CNBC’s Jim Cramer on Thursday told investors that a new group of market leaders is emerging amid tech stocks’ downfall.
“The market’s finally in Fed-mandated slowdown mode, where what works are the recession-resistant stocks of profitable companies that tend to be pretty generous with their shareholders,” he said.
Here is Cramer’s list of industries that fit these requirements:
- Fossil fuels
- Health care
- Travel
- Defense
- Food and beverage
The “Mad Money” host’s comments come after a tough earnings season for Big Tech. Amazon reported weaker-than-expected third-quarters earnings and revenue and issued a disappointing fourth-quarter sales forecast on Thursday.
Alphabet missed third-quarter revenue and profit expectations on Tuesday, while Microsoft issued weak guidance that sent its stock tumbling. Meta Platforms missed on third-quarter earnings after the close on Wednesday.
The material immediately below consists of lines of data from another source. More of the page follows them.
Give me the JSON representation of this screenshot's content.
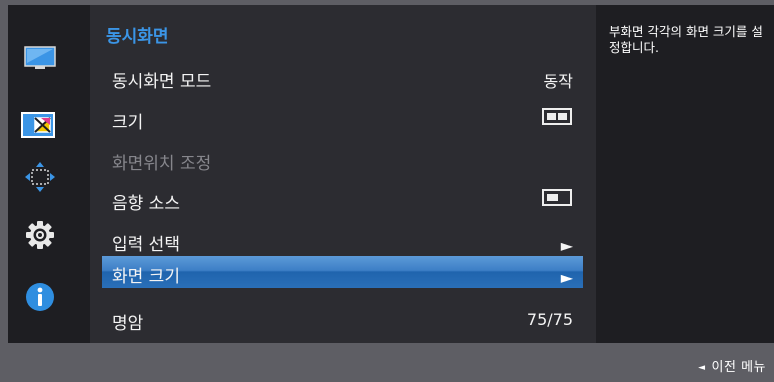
{
  "colors": {
    "accent": "#3b95e6",
    "selected_bg": "#2a6fb8",
    "panel_bg": "#2c2c31",
    "sidebar_bg": "#1e1e22",
    "bottom_bar_bg": "#5e5e64",
    "disabled_text": "#86868c"
  },
  "sidebar": {
    "icons": [
      {
        "name": "monitor-icon",
        "active": false
      },
      {
        "name": "picture-in-picture-icon",
        "active": true
      },
      {
        "name": "position-arrows-icon",
        "active": false
      },
      {
        "name": "gear-icon",
        "active": false
      },
      {
        "name": "info-icon",
        "active": false
      }
    ]
  },
  "menu": {
    "title": "동시화면",
    "items": [
      {
        "label": "동시화면 모드",
        "value": "동작",
        "state": "normal"
      },
      {
        "label": "크기",
        "value_icon": "size-large-split-icon",
        "state": "normal"
      },
      {
        "label": "화면위치 조정",
        "state": "disabled"
      },
      {
        "label": "음향 소스",
        "value_icon": "sound-source-icon",
        "state": "normal"
      },
      {
        "label": "입력 선택",
        "value_icon": "submenu-arrow-icon",
        "state": "normal"
      },
      {
        "label": "화면 크기",
        "value_icon": "submenu-arrow-icon",
        "state": "selected"
      },
      {
        "label": "명암",
        "value": "75/75",
        "state": "normal"
      }
    ]
  },
  "help": {
    "text": "부화면 각각의 화면 크기를 설정합니다."
  },
  "footer": {
    "back_label": "이전 메뉴",
    "back_icon": "◄"
  }
}
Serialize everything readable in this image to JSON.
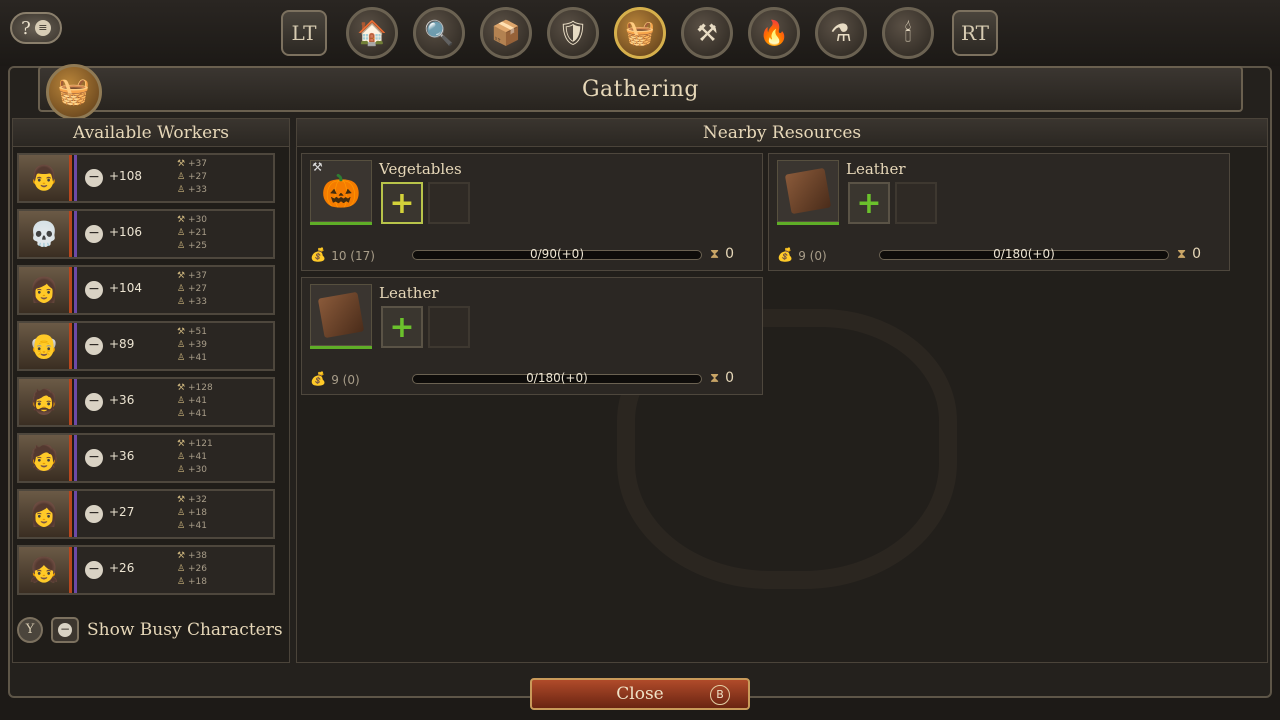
{
  "top_bar": {
    "help_label": "?",
    "left_shoulder": "LT",
    "right_shoulder": "RT",
    "tabs": [
      {
        "icon": "house-icon",
        "glyph": "🏠"
      },
      {
        "icon": "magnifier-icon",
        "glyph": "🔍"
      },
      {
        "icon": "crate-icon",
        "glyph": "📦"
      },
      {
        "icon": "shield-icon",
        "glyph": "🛡"
      },
      {
        "icon": "basket-icon",
        "glyph": "🧺",
        "active": true
      },
      {
        "icon": "anvil-icon",
        "glyph": "⚒"
      },
      {
        "icon": "furnace-icon",
        "glyph": "🔥"
      },
      {
        "icon": "flask-icon",
        "glyph": "⚗"
      },
      {
        "icon": "candle-icon",
        "glyph": "🕯"
      }
    ]
  },
  "header": {
    "title": "Gathering",
    "icon": "basket-icon"
  },
  "workers_panel": {
    "title": "Available Workers",
    "workers": [
      {
        "portrait": "👨",
        "score": "+108",
        "stats": [
          "+37",
          "+27",
          "+33"
        ]
      },
      {
        "portrait": "💀",
        "score": "+106",
        "stats": [
          "+30",
          "+21",
          "+25"
        ]
      },
      {
        "portrait": "👩",
        "score": "+104",
        "stats": [
          "+37",
          "+27",
          "+33"
        ]
      },
      {
        "portrait": "👴",
        "score": "+89",
        "stats": [
          "+51",
          "+39",
          "+41"
        ]
      },
      {
        "portrait": "🧔",
        "score": "+36",
        "stats": [
          "+128",
          "+41",
          "+41"
        ]
      },
      {
        "portrait": "🧑",
        "score": "+36",
        "stats": [
          "+121",
          "+41",
          "+30"
        ]
      },
      {
        "portrait": "👩",
        "score": "+27",
        "stats": [
          "+32",
          "+18",
          "+41"
        ]
      },
      {
        "portrait": "👧",
        "score": "+26",
        "stats": [
          "+38",
          "+26",
          "+18"
        ]
      }
    ],
    "y_button": "Y",
    "show_busy_label": "Show Busy Characters"
  },
  "resources_panel": {
    "title": "Nearby Resources",
    "resources": [
      {
        "name": "Vegetables",
        "icon": "pumpkin-icon",
        "glyph": "🎃",
        "stock": "10 (17)",
        "progress": "0/90(+0)",
        "timer": "0",
        "selected": true,
        "tool": true
      },
      {
        "name": "Leather",
        "icon": "leather-icon",
        "glyph": "🟫",
        "stock": "9 (0)",
        "progress": "0/180(+0)",
        "timer": "0",
        "selected": false,
        "tool": false
      },
      {
        "name": "Leather",
        "icon": "leather-icon",
        "glyph": "🟫",
        "stock": "9 (0)",
        "progress": "0/180(+0)",
        "timer": "0",
        "selected": false,
        "tool": false
      }
    ]
  },
  "footer": {
    "close_label": "Close",
    "close_key": "B"
  }
}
However, one tech stock is still worth owning, according to Cramer.Â
Apple beat fourth-quarter earnings and revenue expectations on Thursday after the bell, though it fell short on iPhone services and sales.
Cramer praised its technology, adding the company is much more in tune with what customers want than the rest of Big Tech, making its stock investable. “I always say, own Apple, don’t trade it,” he said.
Disclaimer: Cramer’s Charitable Trust owns shares of Alphabet, Amazon, Microsoft, Meta and Apple.